DO ENVIADO A CLEVELAND

Numa tarde quente do último verão norte-americano, a menina Asteve'e "Cookie" Thomas atravessou sem perceber o tiroteio entre duas gangues rivais no bairro de Slavic Village, em Cleveland, no Estado de Ohio. A estudante de 12 anos morreu na hora. Se a crise do "subprime" tem rosto, é o dela.
Dois anos atrás, o lugar em que seus pais escolheram para morar não tinha gangues. Fundado no século retrasado por imigrantes poloneses, logo virou um bairro de famílias de trabalhadores das siderúrgicas. Hoje, o código postal de lá, 44105, é o campeão em número de hipotecas inadimplentes executadas no país.
Há quarteirões de casas abandonadas, o que empresta um ar de cidade fantasma ao lugar. Uma vez que se sabe que a casa foi "executada", em menos de 72 horas ela é depenada. Os ladrões vão atrás principalmente dos canos de cobre.
É comum ver placas em casas já atingidas, com o aviso: "Não tem cobre, encanamento de PVC". "Só outros quatro códigos postais no país tiveram um êxodo maior do que o de Slavic Village", diz Jim Rokakis, tesoureiro do condado de Cuyahoga, divisão administrativa que empresta o nome do maior rio da cidade e que engloba o bairro.
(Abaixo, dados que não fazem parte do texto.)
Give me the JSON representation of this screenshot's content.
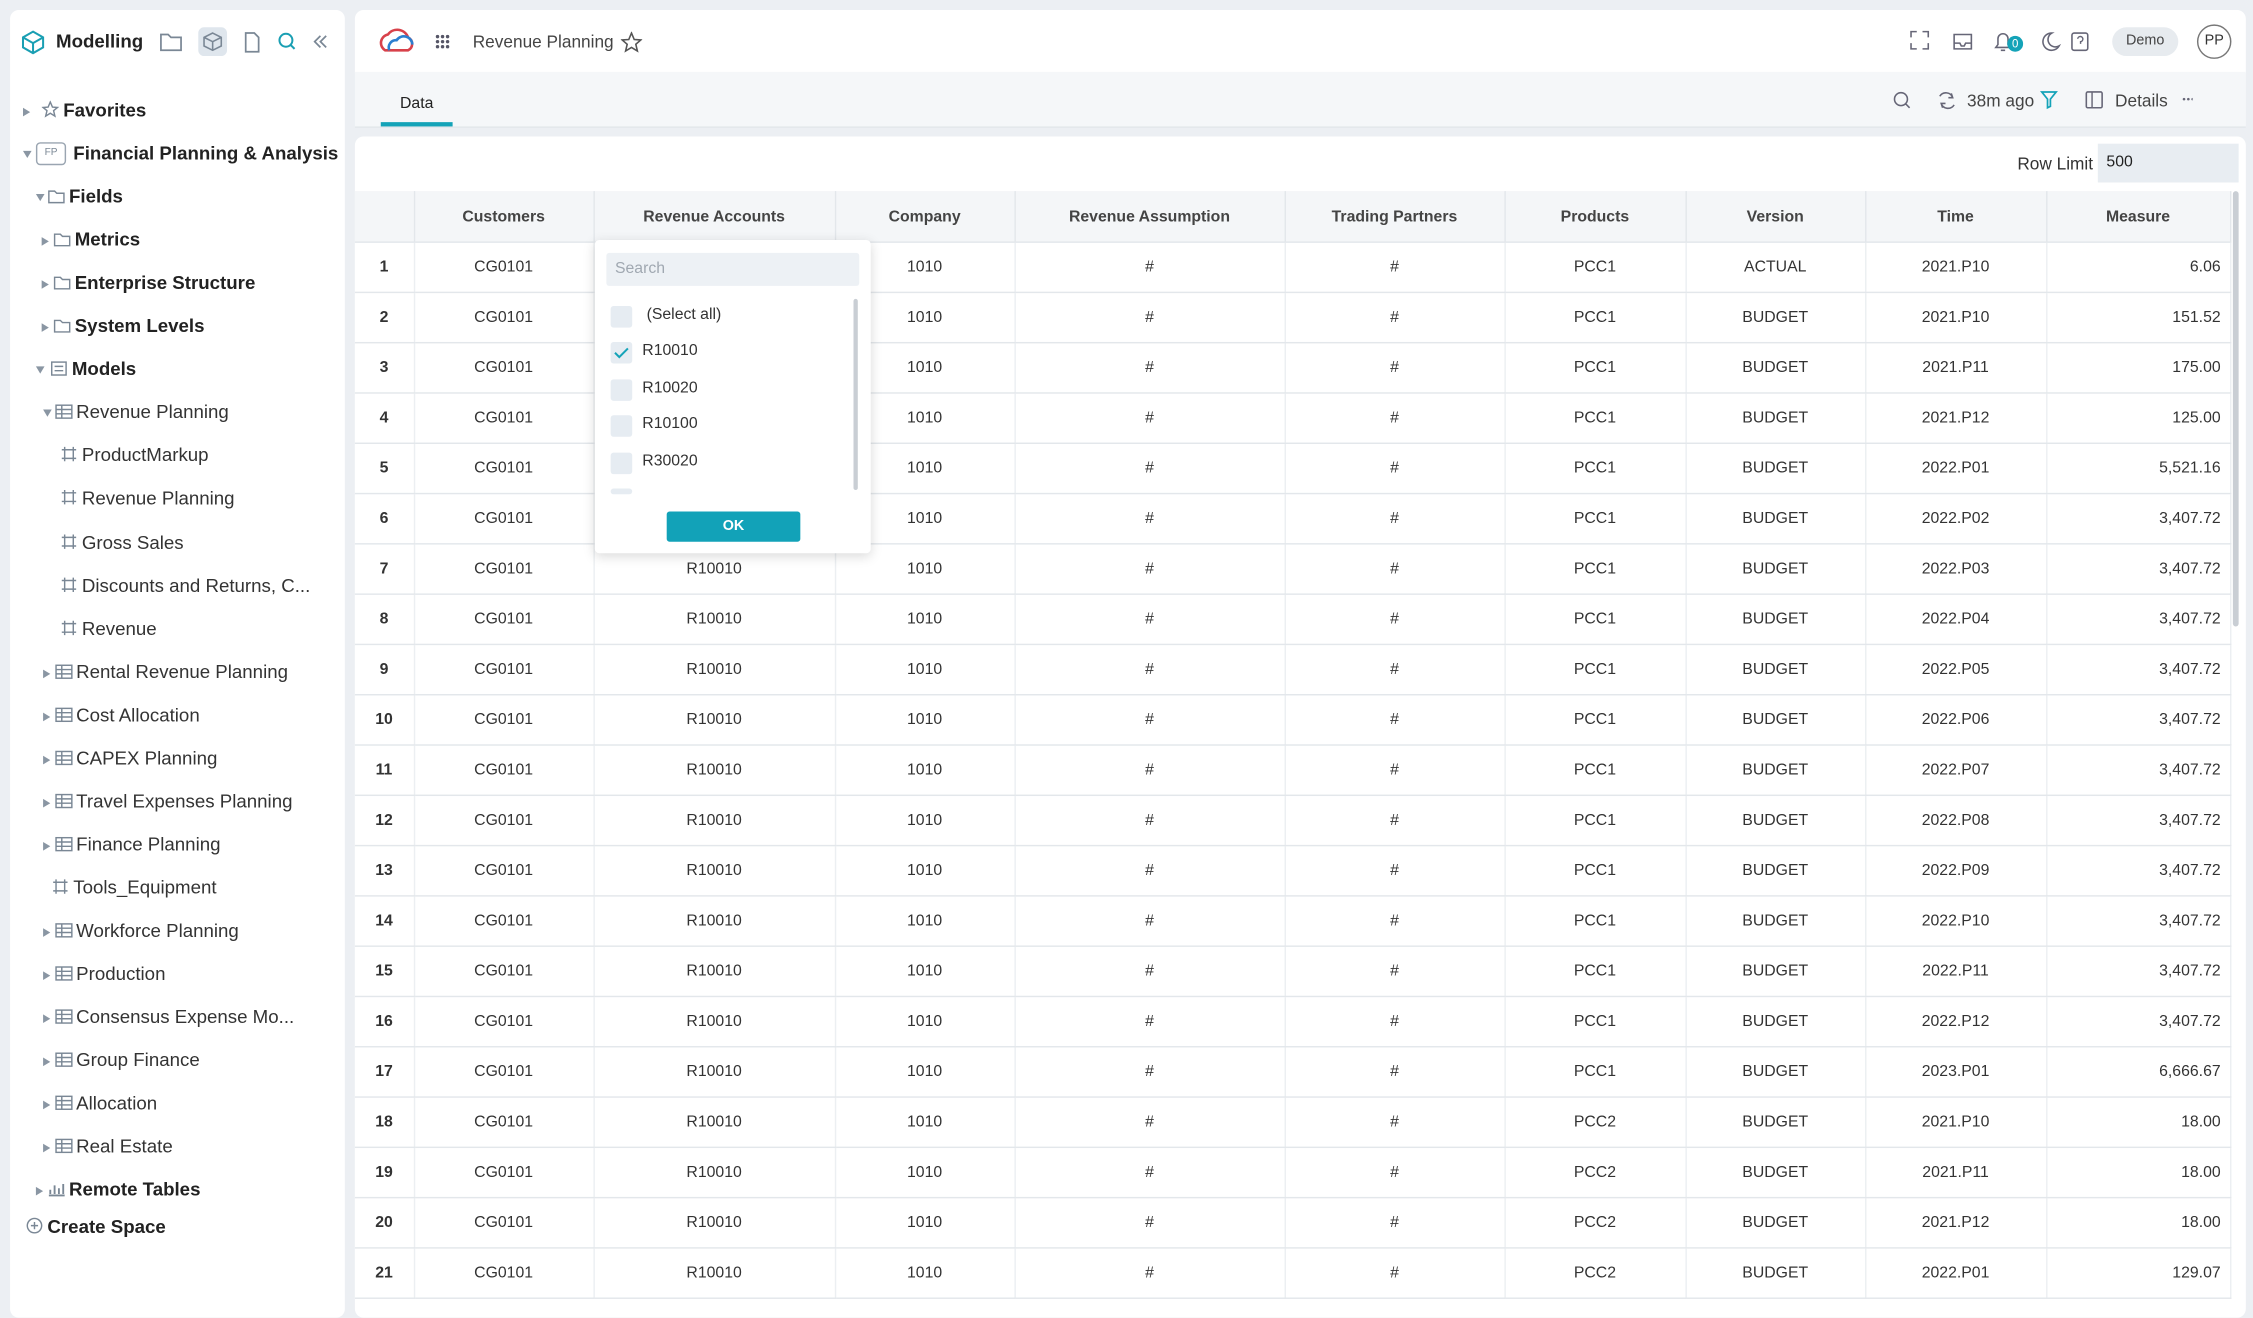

Moradores contam casos de uma hipoteca executada que causou um efeito dominó numa rua até que restasse apenas uma casa habitada no quarteirão inteiro. "Foi o que aconteceu na rua 52 Leste", diz Susan Gordon, do Slavic Village Development, uma ONG criada para reerguer o bairro.
Por que o Slavic Village? O vereador Anthony Brancatelli diz que é uma "tempestade perfeita". A Folha o encontrou no restaurante polonês Seven Roses, de 80 anos, comemorando o Natal numa das duas mesas ocupadas.
Segundo o político democrata, há três vezes mais execuções em Ohio do que em outros Estados. Dos 21 bairros mais atingidos nacionalmente, 4 estão em Cleveland, a cidade principal, apelidada de "a capital do "subprime" dos EUA". Entre os seus bairros, o primeiro colocado é o Slavic, com três execuções por dia.
Além da migração dos empregos de manufatura para países com mão-de-obra mais barata, que atingiu o Estado como um todo, Brancatelli aponta outro motivo: "Fraude". Segundo o vereador, das mil casas abandonadas ou demolidas, mais da metade fazia parte de um esquema de fraude que outras cidades começam a descobrir.
Um investidor comprava várias casas num quarteirão, por preços que variavam entre US$ 20 mil e US$ 30 mil. Arrumava um avaliador já combinado, que inflava os preços de revenda em até 300%, e arrumava compradores-laranja, geralmente imigrantes, que então conseguiam os financiamentos bancários "subprime" para a compra da propriedade.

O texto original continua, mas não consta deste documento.